Tax expert Sandeep Agrawal suggested that a lower rate of premium would benefit buyers, and help in increasing insurance penetration in India.
“A reduction in GST on insurance products will directly lower the overall cost of insurance premiums for customers. For instance, if GST is reduced from 18% to 12%, the effective premium paid by the policyholder would decrease proportionally. This makes insurance more affordable and accessible, potentially increasing the penetration of insurance in the market,” Sandeep Agrawal, Director and Founder of Teamlease Regtech told India Today Digital.
“Lower premiums could lead to increased market expansion, higher renewal rates, and incentivise existing policyholders to opt for enhanced coverage or add-ons, ultimately boosting financial protection. Additionally, this change aligns with government initiatives aimed at improving insurance penetration in India, where coverage levels are still low compared to global standards,” Agrawal added.
A 13-member Group of Ministers (GoM) was formed to examine the issue.

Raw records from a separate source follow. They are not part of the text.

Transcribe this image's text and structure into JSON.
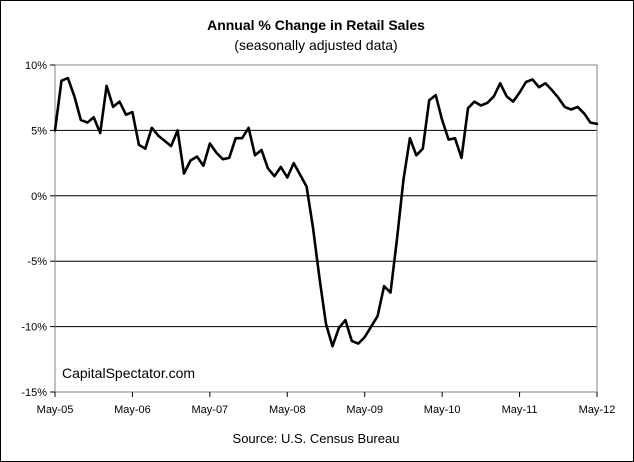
{
  "chart_data": {
    "type": "line",
    "title": "Annual %  Change in Retail Sales",
    "subtitle": "(seasonally adjusted data)",
    "source": "Source: U.S. Census Bureau",
    "watermark": "CapitalSpectator.com",
    "x_tick_labels": [
      "May-05",
      "May-06",
      "May-07",
      "May-08",
      "May-09",
      "May-10",
      "May-11",
      "May-12"
    ],
    "y_ticks": [
      {
        "value": 10,
        "label": "10%"
      },
      {
        "value": 5,
        "label": "5%"
      },
      {
        "value": 0,
        "label": "0%"
      },
      {
        "value": -5,
        "label": "-5%"
      },
      {
        "value": -10,
        "label": "-10%"
      },
      {
        "value": -15,
        "label": "-15%"
      }
    ],
    "ylim": [
      -15,
      10
    ],
    "x_start": "May-05",
    "x_end": "May-12",
    "grid": "horizontal",
    "line_color": "#000000",
    "plot_background": "#ffffff",
    "series": [
      {
        "values": [
          5.0,
          8.8,
          9.0,
          7.6,
          5.8,
          5.6,
          6.0,
          4.8,
          8.4,
          6.8,
          7.2,
          6.2,
          6.4,
          3.9,
          3.6,
          5.2,
          4.6,
          4.2,
          3.8,
          5.0,
          1.7,
          2.7,
          3.0,
          2.3,
          4.0,
          3.3,
          2.8,
          2.9,
          4.4,
          4.4,
          5.2,
          3.1,
          3.5,
          2.1,
          1.5,
          2.2,
          1.4,
          2.5,
          1.6,
          0.7,
          -2.5,
          -6.3,
          -9.8,
          -11.5,
          -10.1,
          -9.5,
          -11.1,
          -11.3,
          -10.8,
          -10.0,
          -9.2,
          -6.9,
          -7.4,
          -3.3,
          1.2,
          4.4,
          3.1,
          3.6,
          7.3,
          7.7,
          5.8,
          4.3,
          4.4,
          2.9,
          6.7,
          7.2,
          6.9,
          7.1,
          7.6,
          8.6,
          7.6,
          7.2,
          7.9,
          8.7,
          8.9,
          8.3,
          8.6,
          8.1,
          7.5,
          6.8,
          6.6,
          6.8,
          6.3,
          5.6,
          5.5
        ]
      }
    ]
  }
}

Bihar Deputy Chief Minister Samrat Chaudhary, who heads the GoM, said, “Every GoM member wants to give relief to people. Special focus will be on senior citizens. We will submit a report to the Council. A final decision will be taken by the Council.”
The GoM includes ministers from various states, including Uttar Pradesh, Rajasthan, West Bengal, Karnataka, Kerala, Andhra Pradesh, Goa, Gujarat, Meghalaya, Punjab, Tamil Nadu, and Telangana. This group is expected to submit its final report to the Council by the end of October.